The behavioral studies summarized above provide good insights into how aspect constrains the way people conceptualize events in the situation models they construct and update. In particular, imperfective descriptions encourage an internal viewpoint by drawing attention to the ongoing state of events, at least more than perfective descriptions do (see Madden and Ferretti 2009 for additional discussion). Because these results are consistent with the aspectual patterns that linguists have observed in many languages, they may initially seem unremarkable. Semanticists know, for example, that imperfective aspect expands the temporal window of a situation because it is associated with unbounded, ongoing events in its basic construal (see Frawley 1992, Radden and Dirven 2007, Talmy 2000). From this, it follows that people might infer more time permits more action. Still, what happens when the time periods in imperfective and perfective descriptions are identical, as in John was reading for an hour versus John read for an hour? Is more action still inferred with the imperfective? Such questions are worth investigating because they may lead to even deeper insights into how people produce and understand aspect in everyday language.

Recent work on aspect investigated this very issue. In a study by Matlock (2011), participants did a sentence completion task. They completed a sentence that began with one of two adverbial clauses, either "When John walked to school" (perfective) or "When John was walking to school" (imperfective). On average, participants mentioned more actions in their main clauses when framed with imperfective information (e.g. When John was walking to school, he felt sick and went home) versus perfective (e.g.
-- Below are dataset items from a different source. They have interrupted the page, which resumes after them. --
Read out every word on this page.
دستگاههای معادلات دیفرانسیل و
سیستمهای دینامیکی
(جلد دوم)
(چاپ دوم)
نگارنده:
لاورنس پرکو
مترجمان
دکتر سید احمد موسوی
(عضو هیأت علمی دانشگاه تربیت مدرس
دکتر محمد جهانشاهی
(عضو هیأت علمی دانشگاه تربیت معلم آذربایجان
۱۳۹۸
When John walked to school, he got a hamburger on the way). In a second study, on aspect and telic verbs,[1] participants read the statement, John was painting houses last summer or John painted houses last summer, and answered the question, "How many houses?" On average, they estimated more houses were painted with the imperfective statement. In a third experiment, on aspect and atelic verbs, participants read the statement, John was driving last weekend or John drove last weekend, and answered the question, "How many hours?" Overall, they provided longer driving time estimates in response to the imperfective statement. The results of these experiments suggest that more action is conceptualized in a given time period with imperfective aspect.

This current work further explores the role of aspect in the interpretation of event descriptions. It is known that one of the main jobs of aspect is to establish a temporal window in which a set of actions or states occurs (Li and Shirai 2000). Clearly, this is important. However, it is also useful to consider other ways that aspect contributes to everyday language processing, including how it shapes inferences about type and amount of action in a given time period. It is also important to explore how aspect can shape thought and communication in natural discourse. Toward this end, we constructed an experiment that resembles a police interview after witnessing a car crash. Participants in our study were shown video clips of vehicular accidents and asked to report what was happening (imperfective framing) or what happened? (perfective framing). Their responses were analyzed for speech content, including number of motion verbs and reckless driving phrases, and gesture content, including number of iconic gestures which are depictive of actions and other key elements in descriptions.

  • [1] Telic verbs imply a goal and end state. Atelic verbs do not.